Sponsorluğun herkes tarafından kabul gören bir tanımı olmasa da en kısa anlamıyla işletmelerin çeşitli etkinlikleri ve olayları pazarlama hedefleri doğrultusunda destekleyerek bu yolla hedef kitleleri ile bir araya gelmesi için yapılan girişimlerdir (Odabaşı ve Oyman, 2019, s. 343) diyebiliriz. Günümüzde sponsorluk çok popüler bir uygulama olarak sürmektedir. Pek çok alanda uygulanabilen sponsorluk çalışmaları daha çok reklam olarak yayınlanması yasak olan sigara ve alkol gibi ürünlerin üreticileri tarafından tercih edilmektedir.

Sponsor olan işletmeler sponsor oldukları etkinliklerin medyada yer almasını ve bu yolla hedef kitlelerine ulaşmak istemektedirler. Bundan dolayı sponsor olan işletmeler genelde medyanın daha çok yayınlamayı tercih ettiği spor müsabakaları ve sanatsal faaliyetlere sponsor olmaktadır (Jefkins, 1995, s. 384).

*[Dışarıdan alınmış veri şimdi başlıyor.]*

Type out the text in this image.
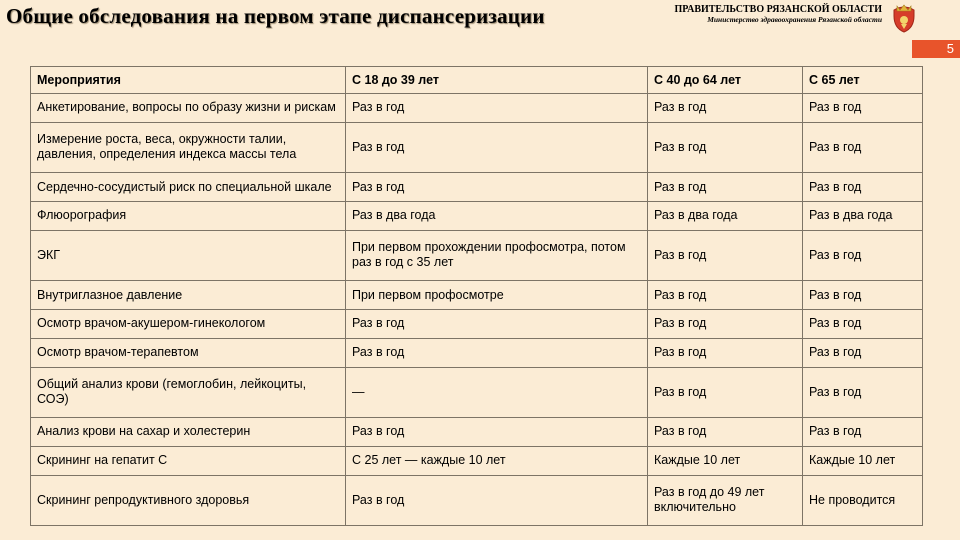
Общие обследования на первом этапе диспансеризации	ПРАВИТЕЛЬСТВО РЯЗАНСКОЙ ОБЛАСТИ
Министерство здравоохранения Рязанской области
5
Мероприятия	С 18 до 39 лет	С 40 до 64 лет	С 65 лет
Анкетирование, вопросы по образу жизни и рискам	Раз в год	Раз в год	Раз в год
Измерение роста, веса, окружности талии, давления, определения индекса массы тела	Раз в год	Раз в год	Раз в год
Сердечно-сосудистый риск по специальной шкале	Раз в год	Раз в год	Раз в год
Флюорография	Раз в два года	Раз в два года	Раз в два года
ЭКГ	При первом прохождении профосмотра, потом раз в год с 35 лет	Раз в год	Раз в год
Внутриглазное давление	При первом профосмотре	Раз в год	Раз в год
Осмотр врачом-акушером-гинекологом	Раз в год	Раз в год	Раз в год
Осмотр врачом-терапевтом	Раз в год	Раз в год	Раз в год
Общий анализ крови (гемоглобин, лейкоциты, СОЭ)	—	Раз в год	Раз в год
Анализ крови на сахар и холестерин	Раз в год	Раз в год	Раз в год
Скрининг на гепатит С	С 25 лет — каждые 10 лет	Каждые 10 лет	Каждые 10 лет
Скрининг репродуктивного здоровья	Раз в год	Раз в год до 49 лет включительно	Не проводится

Sponsorluk yardım amaçlı yapılan bir etkinlik değildir. Sponsorlar etkinlik sürecinde yapılan tüm katkılara karşılık bekler. Bu karşılık ürün satımı olabileceği gibi hizmet de olabilir. Bunun dışında sponsor olan firma etkinliğe yaptığı sponsorluğun duyurulmasını ve medyaya açıklanmasını istemektedir. Sponsorluğun halkla ilişkiler amaçlı uygulanmasının nedenleri ise; sponsorluk çalışmaları ile hedef kitlelerle karşılıklı iyi niyet oluşturulabilir, kurum kimliği ve olumlu bir kurum imajı oluşturulabilir veya olumsuz kurum imajı tersine çevrilebilir, kurum, ürün ya da markanın toplumdaki farkındalığının artırılması sağlanabilir (Peltekoğlu, 2018, s. 387-388).